Experiments have been carried out to test the usability of 3D over 2D data visualization. Throughout these experiments, advantages and disadvantages have been explained for each type of visualization. Specifically, they have exposed the best instances for which each visualization is better suited for. Such findings will be mentioned in the Related Work section of this paper. Nevertheless, data keeps growing into higher levels of dimensionality for which 2D and 3D visualizations are not always suited to represent. It has been confirmed that VR excels in multidimensional data, particularly on spatial dimensions, as well as providing a sense of awareness, interactivity [10], and collaborative properties [19]. Additionally, its challenges have been recognized and tested [4].

This paper aims to examine and compare 2D, 3D, and VR data visualizations on specific use cases of the multidimensional data analysis. Thereby, this paper introduces VRParaSet, a model to visualize categorical data in a virtual space. The features of the model will also be outlined. Moreover, the paper will present a use case study of the VRParaSet, reporting how effective and efficient each data visualization was. Criteria for this evaluation will also be explained. Finally, a comparison will be drawn between each visualization, and a conclusion will be reached upon.

2 Related Work

Beginning with 2D and 3D data visualizations, Dubel et al. [11] noted that distinct forms of visualizations have their weaknesses and strengths. Pure and mixed forms of visualization were classified and evaluated. A3 + R2 is one of these classifications, and it refers to graphs consisting of 3D objects (data) in 2D planes (grid). They established the following criteria for their study: occlusion, cluttering, distortion, and scalability. It was found that 2D visualizations outperform in precise measurement and interpretations, while 3D displays outperform in navigation and relative positioning. In like manner, VR technology has been the topic of several studies intended to describe its potential in the data visualization field and its numerous applications.

Ribarsky et al. [23] introduced possible applications for VR in information visualization back in 1994. They developed a system of virtual graphical objects bound to data or glyphs that enabled users to interact with them. They also explored the concept of human-scale virtual environments, such as a construction site; and non-human-scale visualizations, such as a virtual book.

Van Dam et al. [4] reviewed Immersive Virtual Reality (IVR) properties by conducting experiments on the matter. They concluded that VR environments highly depend on immersive senses. They also noted the challenges for non-human-scale scientific visualization. These challenges included abstract data representations, large amounts of data, and interactivity, among others. Most recently, software systems have been developed to demonstrate the true scientific relevance of immersive data visualization.

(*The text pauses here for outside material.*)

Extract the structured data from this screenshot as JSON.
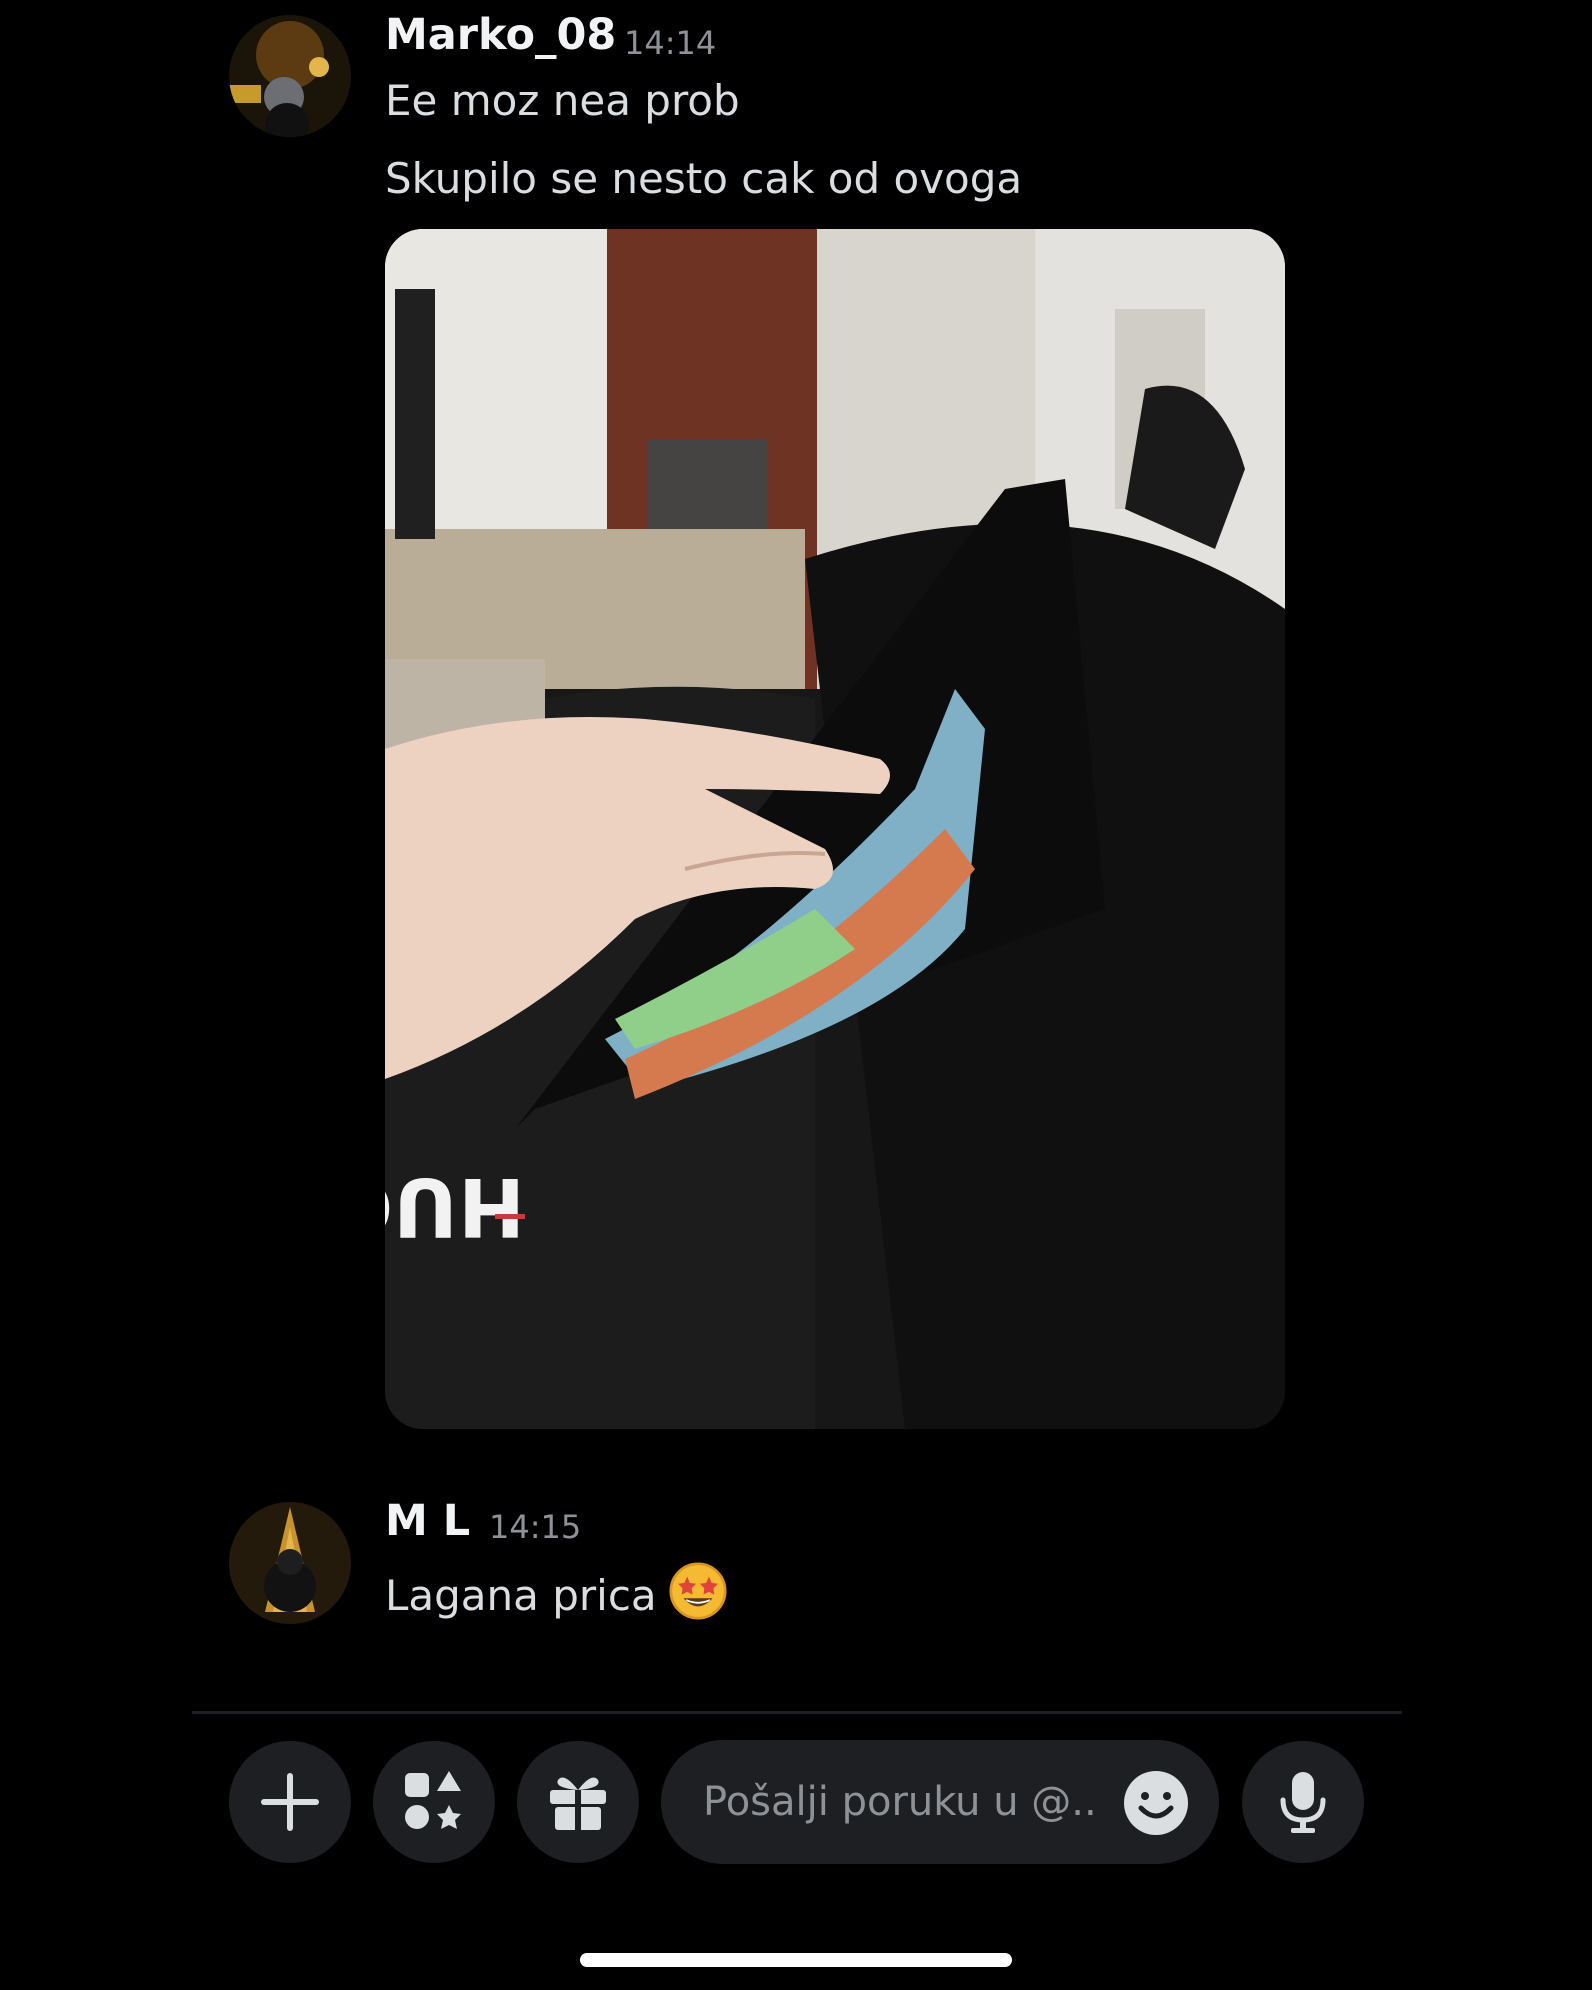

Donalek et al. [10] directed a study on immersive data visualization (IDV). They presented an IDV application, iViz, that placed the user in a virtual space where a 3D scatter plot was shown. The virtual space allowed the user to interact with the 3D plot by selecting and shuffling data axis. The application provided “the first insight into the potential of immersive VR as a scientific data visualization platform.” Moran et al. [19] developed a tool to visualize spatial Big Data. The authors incorporated data analytics to this tool to exalt the power of VR data visualizations.

A couple of recent academic papers have dealt with the comparison of different dimensions of DV and the evaluation of Non-Human-Scale VR visualization. These studies have left several questions when evaluating their usability.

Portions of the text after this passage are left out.